Our study has advantages compared to established clinical predictive models for HPD. First, more patients who received ICI therapy were included in our cohort; complete imaging information, appropriate assessment, and sufficient follow-up ensured that HPD patients were strictly distinguished from natural progression, adverse events, and pseudo-progression disease. Compared with an imaging approach-based prediction model [25], a clinical characteristic model is more feasible in the clinic. In addition, our model involves fewer indicators but more vital prediction ability, suitable for clinical use. Current studies for HPD are almost mono-cancer research [26,27,28]. Our study enrolled more than 17 types of solid tumors as the first pan-cancer clinical research, reflecting the characteristic of HPD, which appears in all tumor types [17].

The mechanism underlying HPD was ambiguous and complex. Single gene mutation or signaling pathway regulation cannot fully explain the immune cell dysfunction and changes in the tumor microenvironment. However, the clinical phenomena of HPD will provide hints for basic research. Our study found that patients with anemia seem to benefit less from immunotherapy and have the propensity to develop HPD.

Anemia has been confirmed to be associated with various malignant tumors and reported as a risk factor for prognostic prediction [29]. Recently research focused on the connection between cancer-related anemia and ICI therapy efficacy. Anemia patients are usually associated with poor outcomes after immunotherapy. However, the phenomenon still needs more rigorous theoretical justification. Zhu et al. study has pointed out that malignant tumors will induce anemia and initiate extramedullary hematopoiesis, which results in abnormal CD45+ endothelial progenitor cells (EPCs) accumulated in the spleen and liver. Consequently, this subgroup of CD45+ EPCs will differentiate into erythroid differentiated myeloid cells, a tumor-associated myeloid cell population, cause a suppressive microenvironment and impair the efficacy of immunotherapy [30]. Nevertheless, there is still no report revealing the mechanism underlying anemia and HPD, which may become a novel point to explain the incidence of HPD.

Our study has limitations. As a retrospective study, confounding factors cannot be avoided. Classical biomarkers for evaluating ICI efficacy, such as PD-L1 expression levels and tumor mutation burden [18], might provide more cues for HPD diagnosis. Unfortunately, this part of the data needs to be completed. In addition, limited by the actual situation, routine genetic testing is not recommended. Aberrant activation of the cancer pathway mediated by gene mutation is an essential loop of the pathogenic mechanism. Our follow-up work will focus on the mechanism behind it. Finally, the HPD model still needs validation in external cohorts.
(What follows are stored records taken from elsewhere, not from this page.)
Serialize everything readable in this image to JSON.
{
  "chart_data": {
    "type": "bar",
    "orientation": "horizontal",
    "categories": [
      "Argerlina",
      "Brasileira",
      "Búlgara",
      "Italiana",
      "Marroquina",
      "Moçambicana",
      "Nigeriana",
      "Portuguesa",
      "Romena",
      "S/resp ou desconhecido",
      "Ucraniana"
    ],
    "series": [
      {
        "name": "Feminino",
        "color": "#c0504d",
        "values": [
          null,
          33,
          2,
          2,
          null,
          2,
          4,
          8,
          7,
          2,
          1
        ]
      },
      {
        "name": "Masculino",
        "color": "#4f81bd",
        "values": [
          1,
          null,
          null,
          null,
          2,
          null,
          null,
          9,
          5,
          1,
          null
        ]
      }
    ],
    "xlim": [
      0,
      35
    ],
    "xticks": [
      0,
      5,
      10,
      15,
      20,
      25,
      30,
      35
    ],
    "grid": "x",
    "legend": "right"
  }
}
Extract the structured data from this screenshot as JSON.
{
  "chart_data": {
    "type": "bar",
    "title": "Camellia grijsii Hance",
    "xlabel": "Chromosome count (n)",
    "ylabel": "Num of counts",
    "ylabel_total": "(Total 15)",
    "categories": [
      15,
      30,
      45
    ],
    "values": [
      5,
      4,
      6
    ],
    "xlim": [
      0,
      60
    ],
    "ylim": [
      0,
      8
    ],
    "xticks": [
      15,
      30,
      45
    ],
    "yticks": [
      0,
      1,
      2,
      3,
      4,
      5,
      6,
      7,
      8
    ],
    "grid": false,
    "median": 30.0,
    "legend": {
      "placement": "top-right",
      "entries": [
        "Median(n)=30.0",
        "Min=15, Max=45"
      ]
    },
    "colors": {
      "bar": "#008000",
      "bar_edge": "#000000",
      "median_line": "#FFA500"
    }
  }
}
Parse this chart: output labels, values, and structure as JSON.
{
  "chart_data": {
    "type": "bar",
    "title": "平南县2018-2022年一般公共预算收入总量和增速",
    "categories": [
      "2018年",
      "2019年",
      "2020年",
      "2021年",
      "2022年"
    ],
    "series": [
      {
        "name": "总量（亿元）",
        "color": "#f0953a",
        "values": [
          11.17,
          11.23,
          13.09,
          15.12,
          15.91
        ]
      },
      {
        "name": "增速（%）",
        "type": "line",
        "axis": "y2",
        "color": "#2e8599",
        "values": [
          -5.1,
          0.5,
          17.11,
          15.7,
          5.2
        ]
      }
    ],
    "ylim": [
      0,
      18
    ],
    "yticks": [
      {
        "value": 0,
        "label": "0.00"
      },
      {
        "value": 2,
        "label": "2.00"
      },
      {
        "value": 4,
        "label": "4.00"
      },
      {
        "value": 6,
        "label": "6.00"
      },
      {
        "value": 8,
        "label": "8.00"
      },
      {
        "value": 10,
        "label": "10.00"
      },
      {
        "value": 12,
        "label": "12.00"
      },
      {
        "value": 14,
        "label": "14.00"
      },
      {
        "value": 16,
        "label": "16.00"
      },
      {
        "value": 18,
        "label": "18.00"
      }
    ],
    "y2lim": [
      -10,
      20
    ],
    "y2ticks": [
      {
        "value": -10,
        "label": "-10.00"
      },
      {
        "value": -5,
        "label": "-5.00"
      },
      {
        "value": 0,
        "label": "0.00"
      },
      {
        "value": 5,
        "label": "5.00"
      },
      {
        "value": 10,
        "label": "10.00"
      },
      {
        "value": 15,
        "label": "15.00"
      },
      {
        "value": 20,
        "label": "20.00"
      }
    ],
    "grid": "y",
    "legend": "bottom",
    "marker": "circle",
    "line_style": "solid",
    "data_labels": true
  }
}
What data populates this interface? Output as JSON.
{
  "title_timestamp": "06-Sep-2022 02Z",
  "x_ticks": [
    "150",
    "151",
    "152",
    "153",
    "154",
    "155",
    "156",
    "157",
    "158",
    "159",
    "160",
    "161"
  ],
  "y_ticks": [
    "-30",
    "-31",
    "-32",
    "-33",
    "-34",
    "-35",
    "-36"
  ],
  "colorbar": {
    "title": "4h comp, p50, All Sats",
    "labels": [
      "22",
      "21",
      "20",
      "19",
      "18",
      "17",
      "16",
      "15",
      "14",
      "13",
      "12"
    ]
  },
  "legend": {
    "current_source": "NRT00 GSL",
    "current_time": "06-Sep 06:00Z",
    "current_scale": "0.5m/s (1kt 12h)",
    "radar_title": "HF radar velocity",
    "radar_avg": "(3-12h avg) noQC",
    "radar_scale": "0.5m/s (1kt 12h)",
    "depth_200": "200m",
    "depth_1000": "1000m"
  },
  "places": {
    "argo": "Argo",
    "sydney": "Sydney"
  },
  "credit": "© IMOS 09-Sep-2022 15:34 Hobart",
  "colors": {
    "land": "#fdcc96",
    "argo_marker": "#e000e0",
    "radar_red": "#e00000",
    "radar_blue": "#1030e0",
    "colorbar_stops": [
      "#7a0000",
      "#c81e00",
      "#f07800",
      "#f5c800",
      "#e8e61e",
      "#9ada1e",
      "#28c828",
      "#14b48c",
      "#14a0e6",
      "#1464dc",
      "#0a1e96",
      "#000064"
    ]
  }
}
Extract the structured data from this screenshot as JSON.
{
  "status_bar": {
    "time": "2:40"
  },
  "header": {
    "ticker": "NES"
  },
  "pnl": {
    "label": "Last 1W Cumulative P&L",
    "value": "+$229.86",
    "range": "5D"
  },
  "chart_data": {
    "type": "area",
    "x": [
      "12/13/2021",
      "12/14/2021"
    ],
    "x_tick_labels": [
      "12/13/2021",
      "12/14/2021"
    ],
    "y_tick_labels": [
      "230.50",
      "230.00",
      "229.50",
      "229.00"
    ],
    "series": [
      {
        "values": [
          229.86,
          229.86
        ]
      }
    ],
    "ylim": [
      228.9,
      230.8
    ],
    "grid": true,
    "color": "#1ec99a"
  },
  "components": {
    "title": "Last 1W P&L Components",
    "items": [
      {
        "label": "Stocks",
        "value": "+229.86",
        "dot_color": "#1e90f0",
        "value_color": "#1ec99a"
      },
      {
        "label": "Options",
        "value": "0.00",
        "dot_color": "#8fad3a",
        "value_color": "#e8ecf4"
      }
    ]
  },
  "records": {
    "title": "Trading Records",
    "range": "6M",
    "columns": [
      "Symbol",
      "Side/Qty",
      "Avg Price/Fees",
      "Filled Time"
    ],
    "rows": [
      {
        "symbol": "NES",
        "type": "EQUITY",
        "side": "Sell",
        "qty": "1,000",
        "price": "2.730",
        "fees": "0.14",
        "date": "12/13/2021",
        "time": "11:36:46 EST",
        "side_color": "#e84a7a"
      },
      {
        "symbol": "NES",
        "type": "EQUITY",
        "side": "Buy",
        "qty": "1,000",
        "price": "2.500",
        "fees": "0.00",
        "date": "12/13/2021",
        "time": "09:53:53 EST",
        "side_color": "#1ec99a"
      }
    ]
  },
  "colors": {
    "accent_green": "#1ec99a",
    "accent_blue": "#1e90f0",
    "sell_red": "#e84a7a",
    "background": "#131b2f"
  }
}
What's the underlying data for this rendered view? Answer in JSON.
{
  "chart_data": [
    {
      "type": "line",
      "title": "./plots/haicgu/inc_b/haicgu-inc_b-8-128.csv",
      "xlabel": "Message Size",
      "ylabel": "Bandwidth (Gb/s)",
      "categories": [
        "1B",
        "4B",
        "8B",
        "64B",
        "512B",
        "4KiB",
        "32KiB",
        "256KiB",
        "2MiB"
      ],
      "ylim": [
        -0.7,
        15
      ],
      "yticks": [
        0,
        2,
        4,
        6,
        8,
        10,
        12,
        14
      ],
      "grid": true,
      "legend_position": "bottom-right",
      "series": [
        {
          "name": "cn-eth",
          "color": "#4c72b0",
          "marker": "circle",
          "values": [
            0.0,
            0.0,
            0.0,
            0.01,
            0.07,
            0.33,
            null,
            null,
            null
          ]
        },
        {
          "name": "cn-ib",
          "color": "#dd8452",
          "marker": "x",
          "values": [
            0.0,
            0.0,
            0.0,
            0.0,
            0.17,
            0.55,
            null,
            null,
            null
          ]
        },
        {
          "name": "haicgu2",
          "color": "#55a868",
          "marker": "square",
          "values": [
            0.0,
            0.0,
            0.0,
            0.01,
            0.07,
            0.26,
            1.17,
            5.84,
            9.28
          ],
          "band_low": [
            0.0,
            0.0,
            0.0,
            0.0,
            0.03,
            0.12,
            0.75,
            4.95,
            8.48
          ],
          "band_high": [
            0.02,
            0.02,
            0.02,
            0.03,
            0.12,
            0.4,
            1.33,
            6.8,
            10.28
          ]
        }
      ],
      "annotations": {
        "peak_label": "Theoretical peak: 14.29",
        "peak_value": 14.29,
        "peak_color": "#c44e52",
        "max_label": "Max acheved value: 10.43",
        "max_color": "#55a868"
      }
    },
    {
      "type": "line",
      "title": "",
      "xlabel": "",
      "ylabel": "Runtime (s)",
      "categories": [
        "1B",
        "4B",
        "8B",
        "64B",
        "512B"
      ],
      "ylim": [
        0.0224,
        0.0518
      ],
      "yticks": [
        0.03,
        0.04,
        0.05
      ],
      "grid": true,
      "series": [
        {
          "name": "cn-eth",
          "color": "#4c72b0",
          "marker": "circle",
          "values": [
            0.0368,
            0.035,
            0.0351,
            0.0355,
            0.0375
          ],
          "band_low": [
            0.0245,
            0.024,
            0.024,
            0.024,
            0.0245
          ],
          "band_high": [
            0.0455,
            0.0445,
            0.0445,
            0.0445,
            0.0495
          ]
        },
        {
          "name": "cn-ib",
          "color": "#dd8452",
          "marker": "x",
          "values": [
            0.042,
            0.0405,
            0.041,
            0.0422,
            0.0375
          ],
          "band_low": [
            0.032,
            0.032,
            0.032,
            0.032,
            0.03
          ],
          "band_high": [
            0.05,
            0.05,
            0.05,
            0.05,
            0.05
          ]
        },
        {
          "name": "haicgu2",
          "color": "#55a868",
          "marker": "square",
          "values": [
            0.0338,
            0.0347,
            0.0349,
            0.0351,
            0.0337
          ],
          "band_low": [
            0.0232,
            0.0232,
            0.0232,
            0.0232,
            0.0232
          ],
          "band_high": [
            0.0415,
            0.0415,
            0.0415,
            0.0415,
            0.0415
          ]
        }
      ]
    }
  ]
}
In conclusion, we conducted pan-cancer research to solve the unmet need for a predictive method of HPD. Through rigorous screening and analysis, we constructed a clinically feasible and practical model for predicting HPD incidents, which could help oncologists to stratify risky patients and select treatment strategies. Moreover, we put forward clinical evidence that anemia is closely connected with HPD, providing a novel point for future studies.